Advocating for your child in local schools can be a daunting challenge for some parents and a battle cry for others. But the goal should be for educators and families to work together to create successful students.
That was the conclusion of several local teachers and school administrators, who were asked to give parents advice as to how to appropriately and successfully advocate for their students.
Advocates range from parents of gifted children seeking ways to advance their talented students to parents of children experiencing a variety of physical, emotional and learning challenges.
“The best form of advocacy works like a ladder,” said Jeremy Adams, a longtime teacher at Bakersfield High School and adjunct instructor at Cal State Bakersfield. “You start with your own child. Can my student correct or confront the problem he or she is encountering on his or her own? Are they able to advocate without the parent?
“If not, then the next step up would be to ask is this the type of solution a teacher can address? This would usually be behavioral or related to class environment or grades. If the issue is one of school policy or needing an IEP (Individualized Education Program) then find the appropriate member of the administration.
“Finally, if it is a broad topic, like curriculum or wanting to rename a school, as South High is currently doing, then contact a trustee. The biggest mistake is skipping steps, or going straight to a principal," Adams said, nothing that principals are likely to delegate the call to other staff members.
Educators interviewed for this article stressed the importance of parents helping their children become “self-advocates.”

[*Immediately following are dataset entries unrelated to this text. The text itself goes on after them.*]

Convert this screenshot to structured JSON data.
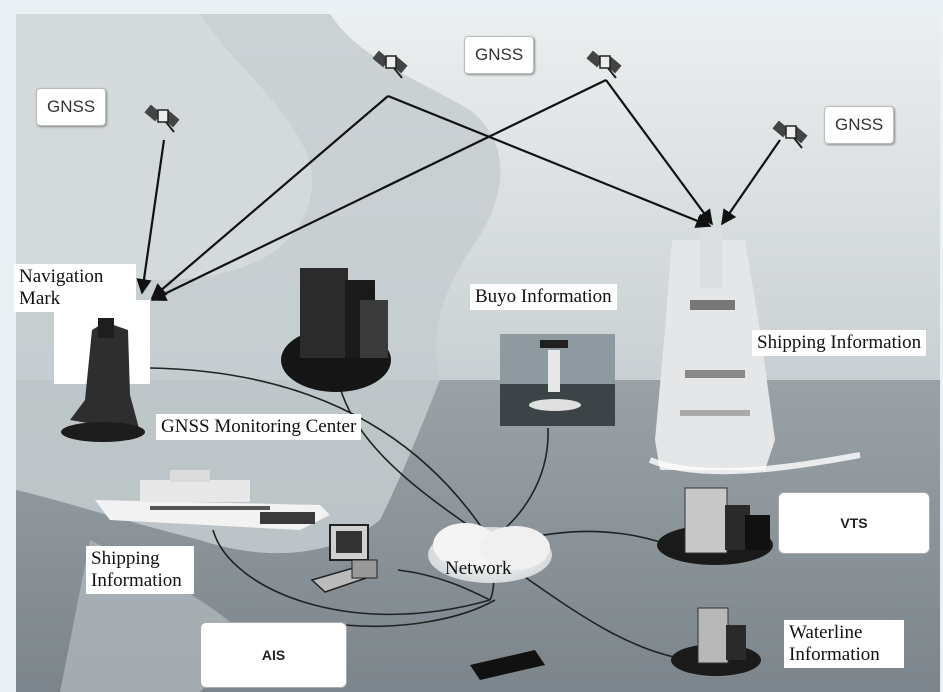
{
  "gnss_labels": [
    "GNSS",
    "GNSS",
    "GNSS"
  ],
  "labels": {
    "navigation_mark": "Navigation Mark",
    "gnss_monitoring_center": "GNSS Monitoring Center",
    "buyo_information": "Buyo Information",
    "shipping_information_right": "Shipping Information",
    "shipping_information_left": "Shipping Information",
    "network": "Network",
    "vts": "VTS",
    "ais": "AIS",
    "waterline_information": "Waterline Information"
  },
  "colors": {
    "sky": "#e6ecee",
    "sea": "#8d959b",
    "land": "#c3c9cd",
    "line": "#1a1a1a"
  }
}
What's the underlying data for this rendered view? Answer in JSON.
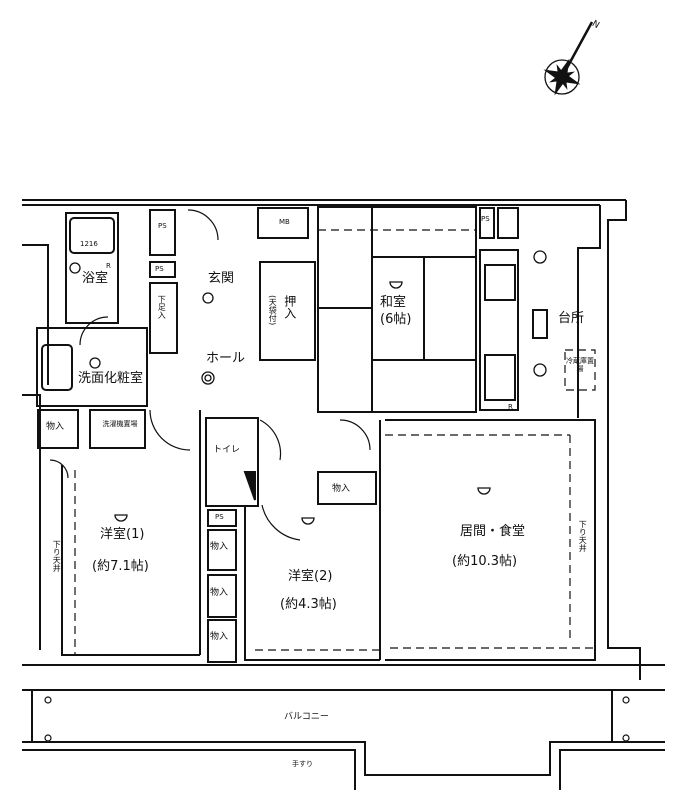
{
  "compass": {
    "label": "N",
    "icon": "compass-rose-icon"
  },
  "rooms": {
    "bath": {
      "label": "浴室",
      "tub_label": "1216"
    },
    "washroom": {
      "label": "洗面化粧室"
    },
    "entrance": {
      "label": "玄関"
    },
    "hall": {
      "label": "ホール"
    },
    "shoe_storage": {
      "label": "下足入"
    },
    "oshiire": {
      "label": "押入",
      "note": "(天袋付)"
    },
    "washitsu": {
      "label": "和室",
      "size": "(6帖)"
    },
    "kitchen": {
      "label": "台所"
    },
    "fridge": {
      "label": "冷蔵庫置場"
    },
    "toilet": {
      "label": "トイレ"
    },
    "washer": {
      "label": "洗濯機置場"
    },
    "western1": {
      "label": "洋室(1)",
      "size": "(約7.1帖)"
    },
    "western2": {
      "label": "洋室(2)",
      "size": "(約4.3帖)"
    },
    "living": {
      "label": "居間・食堂",
      "size": "(約10.3帖)"
    },
    "balcony": {
      "label": "バルコニー"
    },
    "handrail": {
      "label": "手すり"
    }
  },
  "storage": [
    {
      "label": "物入"
    },
    {
      "label": "物入"
    },
    {
      "label": "物入"
    },
    {
      "label": "物入"
    },
    {
      "label": "物入"
    }
  ],
  "utility": {
    "ps": "PS",
    "mb": "MB",
    "r": "R",
    "lowered_ceiling": "下り天井"
  }
}
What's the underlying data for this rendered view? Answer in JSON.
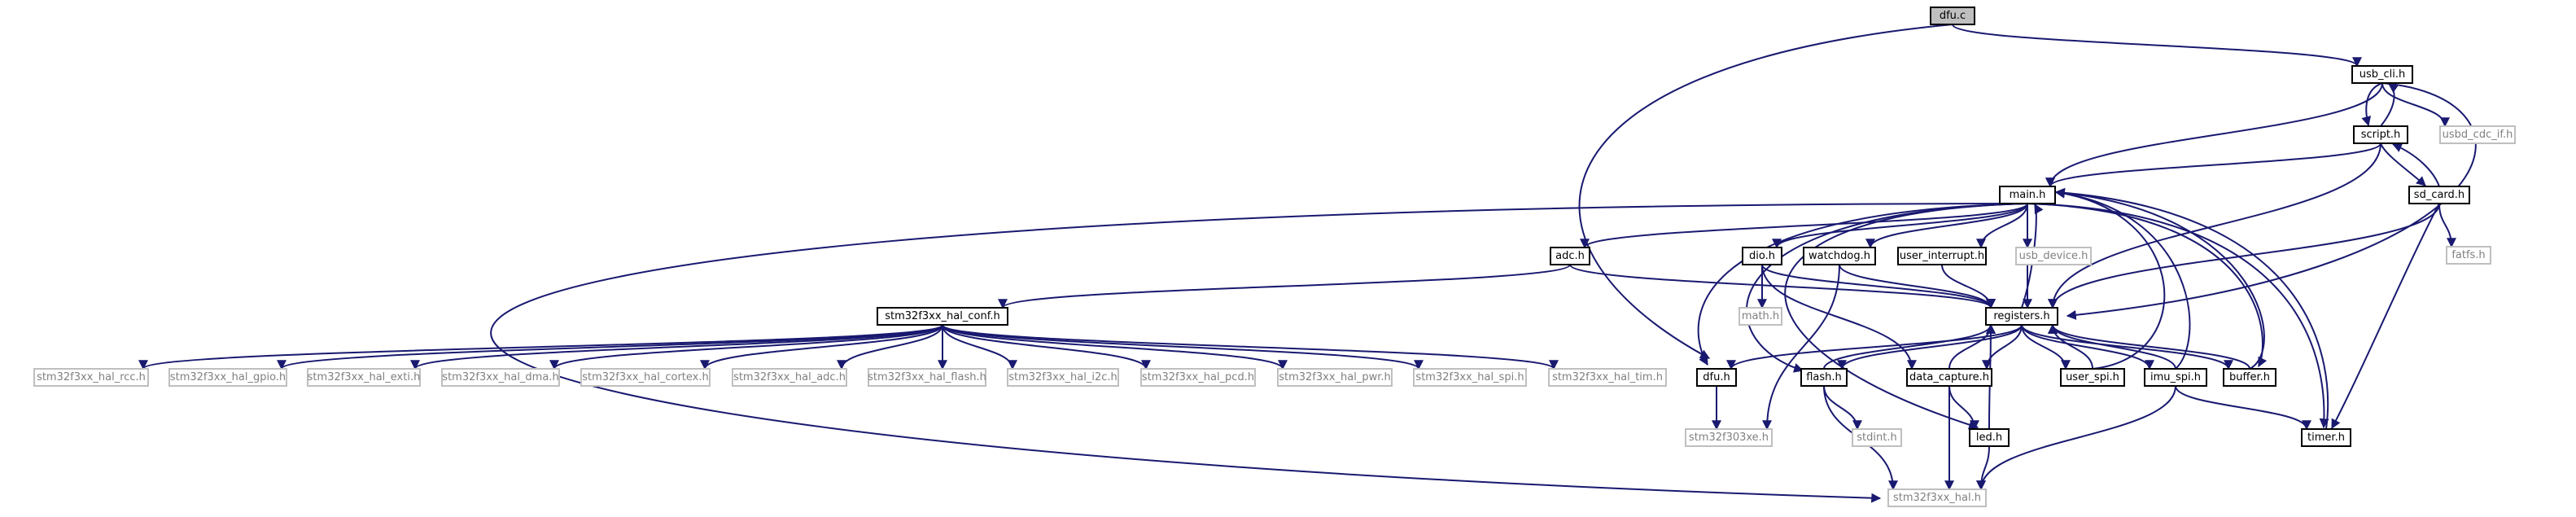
{
  "nodes": [
    {
      "id": "dfu_c",
      "label": "dfu.c",
      "kind": "root"
    },
    {
      "id": "usb_cli_h",
      "label": "usb_cli.h",
      "kind": "resolved"
    },
    {
      "id": "script_h",
      "label": "script.h",
      "kind": "resolved"
    },
    {
      "id": "usbd_cdc_if_h",
      "label": "usbd_cdc_if.h",
      "kind": "external"
    },
    {
      "id": "sd_card_h",
      "label": "sd_card.h",
      "kind": "resolved"
    },
    {
      "id": "main_h",
      "label": "main.h",
      "kind": "resolved"
    },
    {
      "id": "fatfs_h",
      "label": "fatfs.h",
      "kind": "external"
    },
    {
      "id": "adc_h",
      "label": "adc.h",
      "kind": "resolved"
    },
    {
      "id": "dio_h",
      "label": "dio.h",
      "kind": "resolved"
    },
    {
      "id": "watchdog_h",
      "label": "watchdog.h",
      "kind": "resolved"
    },
    {
      "id": "user_interrupt_h",
      "label": "user_interrupt.h",
      "kind": "resolved"
    },
    {
      "id": "usb_device_h",
      "label": "usb_device.h",
      "kind": "external"
    },
    {
      "id": "math_h",
      "label": "math.h",
      "kind": "external"
    },
    {
      "id": "hal_conf_h",
      "label": "stm32f3xx_hal_conf.h",
      "kind": "resolved"
    },
    {
      "id": "registers_h",
      "label": "registers.h",
      "kind": "resolved"
    },
    {
      "id": "hal_rcc_h",
      "label": "stm32f3xx_hal_rcc.h",
      "kind": "external"
    },
    {
      "id": "hal_gpio_h",
      "label": "stm32f3xx_hal_gpio.h",
      "kind": "external"
    },
    {
      "id": "hal_exti_h",
      "label": "stm32f3xx_hal_exti.h",
      "kind": "external"
    },
    {
      "id": "hal_dma_h",
      "label": "stm32f3xx_hal_dma.h",
      "kind": "external"
    },
    {
      "id": "hal_cortex_h",
      "label": "stm32f3xx_hal_cortex.h",
      "kind": "external"
    },
    {
      "id": "hal_adc_h",
      "label": "stm32f3xx_hal_adc.h",
      "kind": "external"
    },
    {
      "id": "hal_flash_h",
      "label": "stm32f3xx_hal_flash.h",
      "kind": "external"
    },
    {
      "id": "hal_i2c_h",
      "label": "stm32f3xx_hal_i2c.h",
      "kind": "external"
    },
    {
      "id": "hal_pcd_h",
      "label": "stm32f3xx_hal_pcd.h",
      "kind": "external"
    },
    {
      "id": "hal_pwr_h",
      "label": "stm32f3xx_hal_pwr.h",
      "kind": "external"
    },
    {
      "id": "hal_spi_h",
      "label": "stm32f3xx_hal_spi.h",
      "kind": "external"
    },
    {
      "id": "hal_tim_h",
      "label": "stm32f3xx_hal_tim.h",
      "kind": "external"
    },
    {
      "id": "dfu_h",
      "label": "dfu.h",
      "kind": "resolved"
    },
    {
      "id": "flash_h",
      "label": "flash.h",
      "kind": "resolved"
    },
    {
      "id": "data_capture_h",
      "label": "data_capture.h",
      "kind": "resolved"
    },
    {
      "id": "user_spi_h",
      "label": "user_spi.h",
      "kind": "resolved"
    },
    {
      "id": "imu_spi_h",
      "label": "imu_spi.h",
      "kind": "resolved"
    },
    {
      "id": "buffer_h",
      "label": "buffer.h",
      "kind": "resolved"
    },
    {
      "id": "stm32f303xe_h",
      "label": "stm32f303xe.h",
      "kind": "external"
    },
    {
      "id": "stdint_h",
      "label": "stdint.h",
      "kind": "external"
    },
    {
      "id": "led_h",
      "label": "led.h",
      "kind": "resolved"
    },
    {
      "id": "timer_h",
      "label": "timer.h",
      "kind": "resolved"
    },
    {
      "id": "stm32f3xx_hal_h",
      "label": "stm32f3xx_hal.h",
      "kind": "external"
    }
  ]
}
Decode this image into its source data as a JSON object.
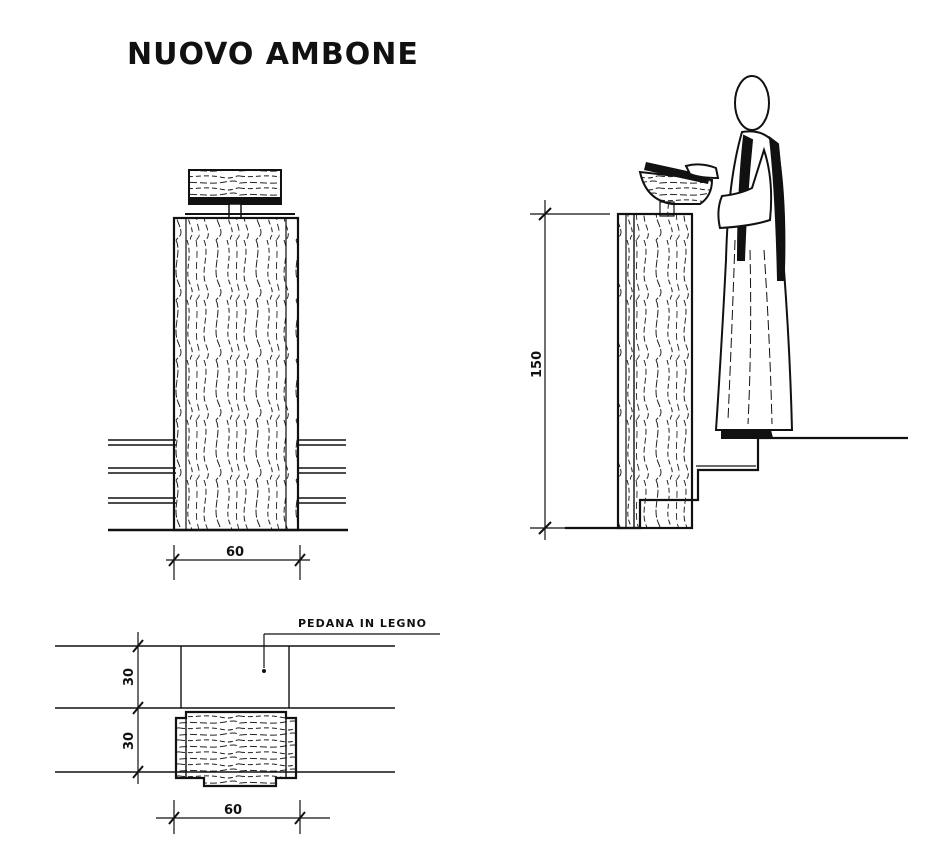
{
  "title": "NUOVO AMBONE",
  "front_view": {
    "width_label": "60"
  },
  "side_view": {
    "height_label": "150"
  },
  "plan_view": {
    "depth_label_top": "30",
    "depth_label_bottom": "30",
    "width_label": "60",
    "platform_label": "PEDANA IN LEGNO"
  }
}
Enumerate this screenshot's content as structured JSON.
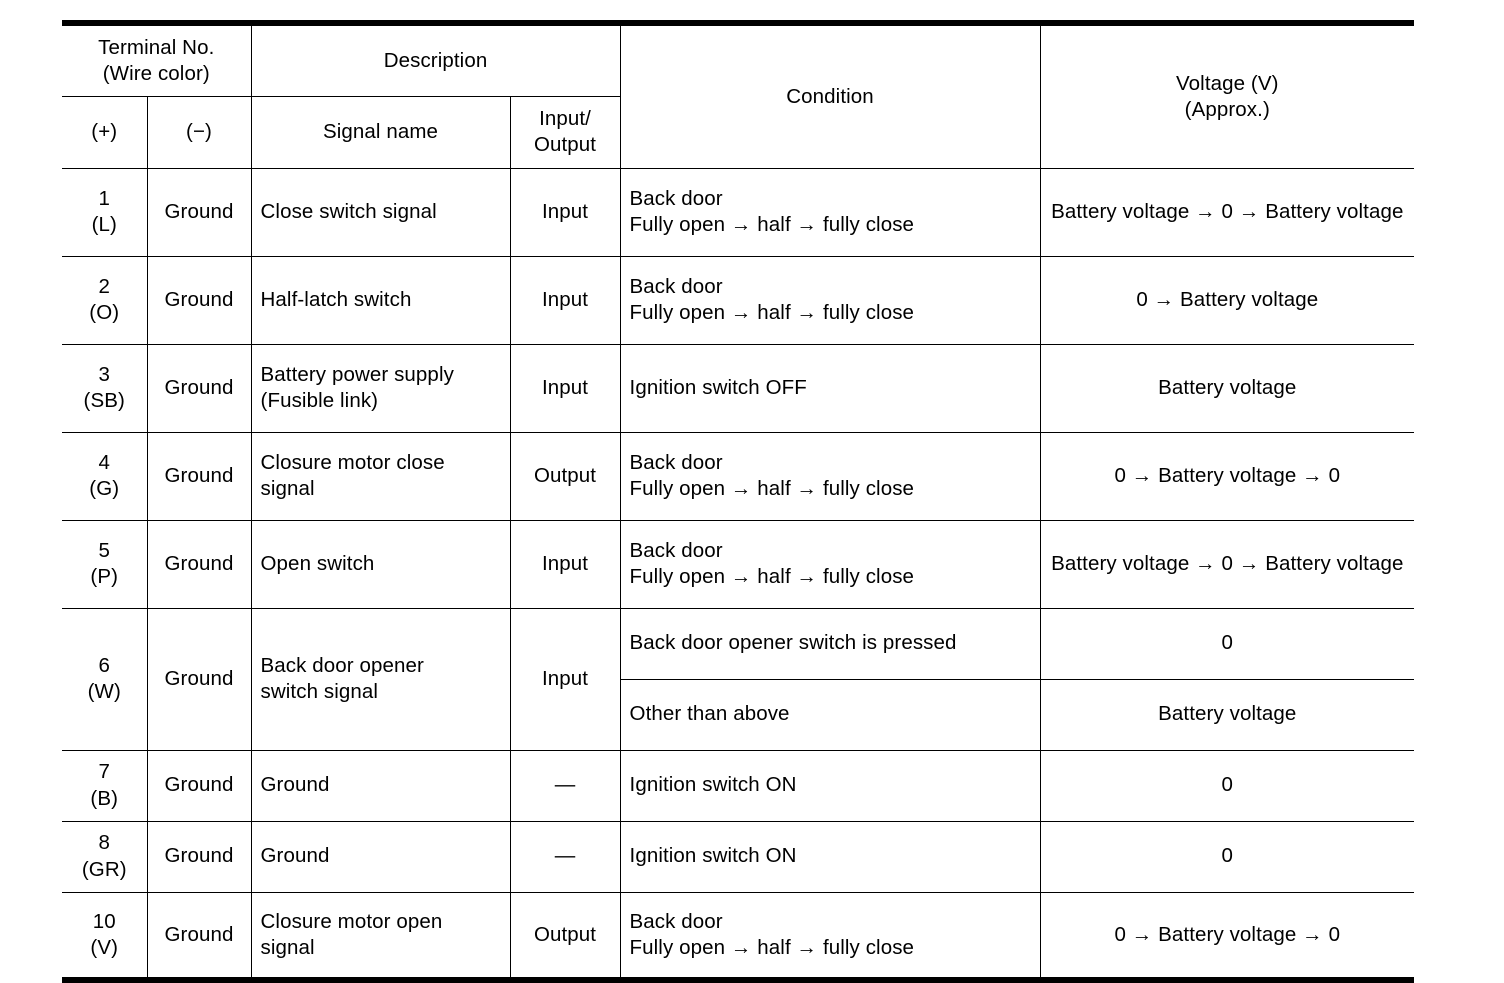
{
  "table": {
    "headers": {
      "terminal_no": "Terminal No.",
      "wire_color": "(Wire color)",
      "description": "Description",
      "plus": "(+)",
      "minus": "(−)",
      "signal_name": "Signal name",
      "input_output_l1": "Input/",
      "input_output_l2": "Output",
      "condition": "Condition",
      "voltage_l1": "Voltage (V)",
      "voltage_l2": "(Approx.)"
    },
    "rows": [
      {
        "terminal": "1",
        "wire_color": "(L)",
        "ground": "Ground",
        "signal_name": "Close switch signal",
        "io": "Input",
        "conditions": [
          {
            "condition_l1": "Back door",
            "condition_l2": "Fully open → half → fully close",
            "voltage": "Battery voltage → 0 → Battery voltage"
          }
        ]
      },
      {
        "terminal": "2",
        "wire_color": "(O)",
        "ground": "Ground",
        "signal_name": "Half-latch switch",
        "io": "Input",
        "conditions": [
          {
            "condition_l1": "Back door",
            "condition_l2": "Fully open → half → fully close",
            "voltage": "0 → Battery voltage"
          }
        ]
      },
      {
        "terminal": "3",
        "wire_color": "(SB)",
        "ground": "Ground",
        "signal_name_l1": "Battery power supply",
        "signal_name_l2": "(Fusible link)",
        "io": "Input",
        "conditions": [
          {
            "condition_l1": "Ignition switch OFF",
            "condition_l2": "",
            "voltage": "Battery voltage"
          }
        ]
      },
      {
        "terminal": "4",
        "wire_color": "(G)",
        "ground": "Ground",
        "signal_name_l1": "Closure motor close",
        "signal_name_l2": "signal",
        "io": "Output",
        "conditions": [
          {
            "condition_l1": "Back door",
            "condition_l2": "Fully open → half → fully close",
            "voltage": "0 → Battery voltage → 0"
          }
        ]
      },
      {
        "terminal": "5",
        "wire_color": "(P)",
        "ground": "Ground",
        "signal_name": "Open switch",
        "io": "Input",
        "conditions": [
          {
            "condition_l1": "Back door",
            "condition_l2": "Fully open → half → fully close",
            "voltage": "Battery voltage → 0 → Battery voltage"
          }
        ]
      },
      {
        "terminal": "6",
        "wire_color": "(W)",
        "ground": "Ground",
        "signal_name_l1": "Back door opener",
        "signal_name_l2": "switch signal",
        "io": "Input",
        "conditions": [
          {
            "condition_l1": "Back door opener switch is pressed",
            "condition_l2": "",
            "voltage": "0"
          },
          {
            "condition_l1": "Other than above",
            "condition_l2": "",
            "voltage": "Battery voltage"
          }
        ]
      },
      {
        "terminal": "7",
        "wire_color": "(B)",
        "ground": "Ground",
        "signal_name": "Ground",
        "io": "—",
        "conditions": [
          {
            "condition_l1": "Ignition switch ON",
            "condition_l2": "",
            "voltage": "0"
          }
        ]
      },
      {
        "terminal": "8",
        "wire_color": "(GR)",
        "ground": "Ground",
        "signal_name": "Ground",
        "io": "—",
        "conditions": [
          {
            "condition_l1": "Ignition switch ON",
            "condition_l2": "",
            "voltage": "0"
          }
        ]
      },
      {
        "terminal": "10",
        "wire_color": "(V)",
        "ground": "Ground",
        "signal_name_l1": "Closure motor open",
        "signal_name_l2": "signal",
        "io": "Output",
        "conditions": [
          {
            "condition_l1": "Back door",
            "condition_l2": "Fully open → half → fully close",
            "voltage": "0 → Battery voltage → 0"
          }
        ]
      }
    ]
  }
}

“Teach your child from a young age to advocate for themselves,” said Michelle Moses Beck, a longtime teacher in the Panama-Buena Vista Union School District, who now substitutes in the Kern High School District. “If there is a question about a grade, a missing assignment, etc., the child should be the one to approach the teacher first.
“Yes, even primary students. It’s very good practice for them to be independent and take responsibility for their own learning. After all, the child is the one enrolled in the class, not the parent.
“Practice with your child how to approach the issue. You can say things like, ‘Ask your teacher when he/she is not explaining things to the class,’ or ask your teacher politely using words such as, ‘May I retake that test for a better grade?’ Or, ‘I don’t understand why I got this grade. What can I do to get a better grade next time?’ You don’t need to be the intermediary here.”
Students need to be their own advocates as they age.
“As kids get older, it is a good idea to teach them to move toward self-advocacy,” said Diana Wentworth Greenlee, a veteran Kern High School District English teacher, who now works as a school psychologist in San Diego. Greenlee recalled that many of her high school students would explain their learning challenges and she appreciated receiving the information.
“Most teachers appreciate the heads-up," Greenlee said. "We want your children to be strong and independent moving forward as they learn to accommodate challenges into adulthood."
Kern High School teacher Whitney Weddell shared a similar sentiment.
“Parents should strive to empower their students to advocate for themselves, too, as part of growing into maturity,” Weddell said.
Other “parent advocacy tips” given by local educators include:
“To successfully advocate for a child in school, it is best to get to know the educators,” said Peggy Dewane-Pope, an eighth grade English teacher at Earl Warren Junior High School. “When we build positive connections — before there are concerns — goodwill is already in place when issues come up.”
“Become familiar and build relationships with your child’s teacher and principal even before school begins for the year,” said Michelle McLean, who retired in 2018 as the superintendent of the Arvin Union School District, after a long career in the Bakersfield City School District. “Read the parent handbook and become familiar with the polices and practices of the school.
“Help your child’s teacher get to know your child — what they like and don’t like; how they best learn; what they are interested in; what motivates them; what they are afraid of, etc.”
McLean urged parents to talk to their children about school events and volunteer, if possible, in school activities. “Respect the rules of the school and the classroom, and teach your child to do so, as well.”
Understand your child’s challenges.
“Make an appointment with the family doctor to discuss your child’s challenges,” said school psychologist Greenlee. “Ask the teacher, counselor, or administration for a meeting with the student-study team” to develop a plan to support your child, which might involve testing for special education, or for certain health issues that could result in implementing a plan to remove barriers to education.
Document your concerns.
“If a parent thinks a problem is developing, consider documentation,” said Dewane-Pope. “For instance, if it’s a social and emotional concern, note specific behaviors like eating or sleeping pattern changes, self-harming, emotional outbursts, and the like. While data may seem like a cold way to start, a parent armed with statistics gives a clear indication of the problem and how it has changed over time. Parents should clearly note their concerns. Ask yourself, ‘What am I seeing? What data is a concern?’ Often, schools have support services that can be tapped if the concern is clear."
Don’t give up!
“If the parent is unsatisfied with the response a teacher gives, parents should go up the ladder to a dean, or principal, and then to the school district if necessary,” Weddell said. “Parents should not give up.”